Introduction
The helium ion microscope (HIM) utilizes a focused beam of helium ions to image and modify materials with high spatial resolution, large depth of field, and chemical sensitivity [1]. HIM images show stronger chemical and topographical contrasts than images from the related scanning electron microscope, and the HIM is capable to resolve sub-nanometer features. Due to its charge compensation capability, the HIM can image insulating biological samples without additional conductive coatings.

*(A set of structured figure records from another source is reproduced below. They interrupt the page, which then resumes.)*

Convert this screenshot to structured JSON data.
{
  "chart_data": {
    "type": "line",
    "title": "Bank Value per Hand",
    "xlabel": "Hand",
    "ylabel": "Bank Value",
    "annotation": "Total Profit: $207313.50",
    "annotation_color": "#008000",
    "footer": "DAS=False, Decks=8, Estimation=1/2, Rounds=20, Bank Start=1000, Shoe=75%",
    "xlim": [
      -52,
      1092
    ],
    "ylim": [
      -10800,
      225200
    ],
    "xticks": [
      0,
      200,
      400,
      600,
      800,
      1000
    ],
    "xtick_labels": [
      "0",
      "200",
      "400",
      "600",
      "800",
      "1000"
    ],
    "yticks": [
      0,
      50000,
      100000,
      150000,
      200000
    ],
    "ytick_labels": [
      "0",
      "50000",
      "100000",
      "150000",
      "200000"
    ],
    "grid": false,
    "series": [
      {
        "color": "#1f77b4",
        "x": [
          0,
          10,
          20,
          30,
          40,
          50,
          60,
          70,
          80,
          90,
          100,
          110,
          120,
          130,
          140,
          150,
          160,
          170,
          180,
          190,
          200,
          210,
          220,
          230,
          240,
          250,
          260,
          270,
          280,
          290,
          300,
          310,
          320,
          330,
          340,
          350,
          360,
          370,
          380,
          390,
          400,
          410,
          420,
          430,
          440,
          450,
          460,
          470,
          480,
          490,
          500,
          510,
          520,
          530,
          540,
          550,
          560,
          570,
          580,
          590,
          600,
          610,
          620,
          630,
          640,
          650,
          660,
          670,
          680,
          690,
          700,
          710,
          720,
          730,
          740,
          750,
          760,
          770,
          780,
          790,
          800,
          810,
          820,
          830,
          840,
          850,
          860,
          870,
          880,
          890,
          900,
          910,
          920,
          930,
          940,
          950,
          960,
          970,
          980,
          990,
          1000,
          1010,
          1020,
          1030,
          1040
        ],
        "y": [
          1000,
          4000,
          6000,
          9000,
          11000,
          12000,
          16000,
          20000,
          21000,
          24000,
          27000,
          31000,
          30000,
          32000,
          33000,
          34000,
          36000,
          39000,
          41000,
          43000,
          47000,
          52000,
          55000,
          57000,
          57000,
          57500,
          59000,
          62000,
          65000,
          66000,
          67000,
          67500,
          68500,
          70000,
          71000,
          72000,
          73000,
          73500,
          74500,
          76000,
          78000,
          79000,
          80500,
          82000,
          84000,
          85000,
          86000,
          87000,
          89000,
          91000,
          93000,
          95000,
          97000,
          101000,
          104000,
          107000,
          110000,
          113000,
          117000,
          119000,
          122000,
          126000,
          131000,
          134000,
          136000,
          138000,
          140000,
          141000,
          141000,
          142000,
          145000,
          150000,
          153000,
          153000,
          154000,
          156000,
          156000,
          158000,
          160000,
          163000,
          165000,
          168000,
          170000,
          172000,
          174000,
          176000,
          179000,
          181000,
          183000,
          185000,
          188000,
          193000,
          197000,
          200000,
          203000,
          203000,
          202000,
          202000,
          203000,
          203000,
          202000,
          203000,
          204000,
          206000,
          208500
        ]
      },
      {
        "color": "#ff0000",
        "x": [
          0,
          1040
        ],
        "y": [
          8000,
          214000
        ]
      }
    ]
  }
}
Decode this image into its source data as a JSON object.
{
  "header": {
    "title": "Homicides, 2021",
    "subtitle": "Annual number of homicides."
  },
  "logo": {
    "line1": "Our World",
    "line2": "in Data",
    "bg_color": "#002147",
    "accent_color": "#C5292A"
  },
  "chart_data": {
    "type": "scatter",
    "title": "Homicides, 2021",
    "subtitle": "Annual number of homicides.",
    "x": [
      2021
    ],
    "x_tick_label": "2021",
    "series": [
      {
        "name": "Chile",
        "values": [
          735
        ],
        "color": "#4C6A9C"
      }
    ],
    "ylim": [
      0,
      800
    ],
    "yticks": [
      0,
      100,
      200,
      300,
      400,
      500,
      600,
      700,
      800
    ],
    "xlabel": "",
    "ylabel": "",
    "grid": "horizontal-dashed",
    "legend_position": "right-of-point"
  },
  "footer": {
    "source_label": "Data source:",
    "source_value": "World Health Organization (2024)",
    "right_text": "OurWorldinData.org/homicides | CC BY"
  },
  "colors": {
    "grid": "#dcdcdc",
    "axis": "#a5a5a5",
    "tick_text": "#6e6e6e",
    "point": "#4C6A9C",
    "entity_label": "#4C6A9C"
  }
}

The presentation will contain examples of HIM imaging of nanomaterials, like 1 nm thick carbon nanomembranes (CNMs), 2D materials, and biological cells [2]. In an exploratory HIM study of SARS-CoV-2 infected Vero E6 cells, interactions between cells and virus particles, as well as among virus particles, could be imaged [3]. The HIM pictures show the three-dimensional appearance of SARS-CoV-2 and the surface of Vero E6 cells at a multiplicity of infection of approximately 1 with great morphological detail. The absence of a conductive coating allows a distinction between virus particles bound to the cell membrane and virus particles lying on top of the membrane. When applying higher ion currents, the HIM can be also used for the modification and the milling of materials. The capability of the HIM for nanolithography will be shown by examples of milling CNMs and graphene, where nanopores with diameters down to 1.3 nm were fabricated [4].
[1] Hlawacek, G.; Gölzhäuser, A., Eds. Helium Ion Microscopy, Springer International Publishing: Cham, Switzerland, 2016.
[2] Schürmann, M.; Frese, N.: Beyer, A.; Heimann, P.; Widera D.; Mönkemöller, V.; Huser, T.; Kaltschmidt, B.; Kaltschmidt, C.; Gölzhäuser, A. Helium Ion Microscopy Visualizes Lipid Nanodomains in Mammalian Cells, Small 2015, 43, 5781–5789.
[4] Emmrich, D.; Beyer, A.; Nadzeyka, A.; Bauerdick, S.; Meyer, J. C.; Kotakoski, J.; Gölzhäuser, A.: Nanopore Fabrication and Characterization by Helium Ion Microscopy, Appl. Phys. Lett. 2016, 108, 16310.